Inklusi sosial adalah hal yang benar untuk dilakukan, dan hal ini juga memberikan dampak ekonomi yang baik. Jika tidak ditangani, pengucilan kelompok yang kurang beruntung dapat menimbulkan kerugian. Pada tingkat individu, dampak yang paling sering diukur mencakup hilangnya upah, pendapatan seumur hidup, buruknya pendidikan, dan hasil pekerjaan. Rasisme dan diskriminasi juga berdampak buruk pada kesehatan fisik dan mental. Di tingkat nasional, dampak ekonomi dari eksklusi sosial dapat dilihat dari hilangnya produk domestik bruto (PDB) dan kekayaan sumber daya manusia.
Pengecualian, atau persepsi pengucilan, dapat menyebabkan kelompok tertentu memilih keluar dari pasar, layanan, dan ruang, yang berdampak pada individu dan perekonomian. Secara global, hilangnya kekayaan sumber daya manusia akibat ketidaksetaraan gender saja diperkirakan mencapai $160,2 triliun. Keturunan Afrika terus mengalami tingkat kemiskinan yang jauh lebih tinggi (2,5 kali lebih tinggi di Amerika Latin). 90 persen anak-anak penyandang disabilitas di negara-negara berkembang tidak bersekolah. Di banyak negara, sangat sulit untuk mengatasi pengucilan, diskriminasi, dan kekerasan terhadap LGBTI. Hingga saat ini, 70 negara terus mengkriminalisasi homoseksualitas.
Seiring berjalannya waktu, eksklusi juga dapat berkontribusi terhadap ketegangan sosial dan bahkan risiko kekerasan dan konflik, yang menimbulkan dampak sosial dan ekonomi jangka panjang yang signifikan.
Inklusi sosial sangat penting untuk mencapai dua tujuan Grup Bank Dunia, yakni mengakhiri kemiskinan ekstrem dan meningkatkan kesejahteraan bersama.

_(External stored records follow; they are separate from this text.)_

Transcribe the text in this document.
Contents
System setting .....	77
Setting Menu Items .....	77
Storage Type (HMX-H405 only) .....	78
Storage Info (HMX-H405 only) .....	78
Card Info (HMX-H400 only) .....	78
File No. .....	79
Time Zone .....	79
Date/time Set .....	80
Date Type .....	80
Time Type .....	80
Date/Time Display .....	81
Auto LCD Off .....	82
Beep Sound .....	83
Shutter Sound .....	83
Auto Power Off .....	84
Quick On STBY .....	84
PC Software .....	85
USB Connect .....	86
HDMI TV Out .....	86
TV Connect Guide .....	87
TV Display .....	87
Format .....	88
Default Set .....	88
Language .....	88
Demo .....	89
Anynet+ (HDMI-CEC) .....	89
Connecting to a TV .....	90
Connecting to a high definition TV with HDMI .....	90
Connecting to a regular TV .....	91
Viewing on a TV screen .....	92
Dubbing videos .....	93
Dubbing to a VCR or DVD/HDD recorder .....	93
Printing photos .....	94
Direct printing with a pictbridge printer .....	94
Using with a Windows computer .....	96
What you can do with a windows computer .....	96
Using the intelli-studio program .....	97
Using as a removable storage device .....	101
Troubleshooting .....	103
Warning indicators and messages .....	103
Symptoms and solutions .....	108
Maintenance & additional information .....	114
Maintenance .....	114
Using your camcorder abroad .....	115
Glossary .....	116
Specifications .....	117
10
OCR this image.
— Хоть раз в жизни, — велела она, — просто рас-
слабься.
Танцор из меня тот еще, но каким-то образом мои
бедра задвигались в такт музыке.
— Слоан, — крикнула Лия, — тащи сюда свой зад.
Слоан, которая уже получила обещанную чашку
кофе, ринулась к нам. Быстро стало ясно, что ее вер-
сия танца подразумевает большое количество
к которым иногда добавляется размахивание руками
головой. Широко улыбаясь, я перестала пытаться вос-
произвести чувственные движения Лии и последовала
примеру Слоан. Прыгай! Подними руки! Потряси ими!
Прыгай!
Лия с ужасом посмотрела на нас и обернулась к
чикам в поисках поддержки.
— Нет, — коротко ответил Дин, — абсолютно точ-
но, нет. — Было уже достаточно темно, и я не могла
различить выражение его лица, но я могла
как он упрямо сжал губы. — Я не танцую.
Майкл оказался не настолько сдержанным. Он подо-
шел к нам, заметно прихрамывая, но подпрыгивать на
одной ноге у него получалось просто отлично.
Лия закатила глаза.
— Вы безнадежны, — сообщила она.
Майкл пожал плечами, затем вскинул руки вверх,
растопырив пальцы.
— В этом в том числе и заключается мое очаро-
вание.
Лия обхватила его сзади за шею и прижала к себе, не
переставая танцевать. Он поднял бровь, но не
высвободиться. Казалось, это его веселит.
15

Kerangka Kerja Lingkungan dan Sosial (ESF) Bank Dunia, yang berlaku untuk semua pembiayaan proyek investasi, menekankan bahwa inklusi sosial sangat penting untuk semua intervensi pembangunan Bank Dunia dan untuk mencapai pembangunan berkelanjutan.
Itulah sebabnya Bank Dunia memprioritaskan pemulihan inklusif dari pandemi COVID-19. Selain itu, Laporan Pengisian Akhir Akhir IDA20 yang baru-baru ini memberikan penekanan yang lebih besar pada inklusi, dengan 14 dari 41 Komitmen Kebijakan secara eksplisit menyebutkan inklusi. Krisis yang terjadi saat ini harus dilihat sebagai peluang untuk fokus pada pembangunan kembali sistem yang lebih inklusif yang memungkinkan masyarakat secara keseluruhan menjadi lebih tahan terhadap guncangan di masa depan, baik di bidang kesehatan, iklim, bencana alam, atau kerusuhan sosial.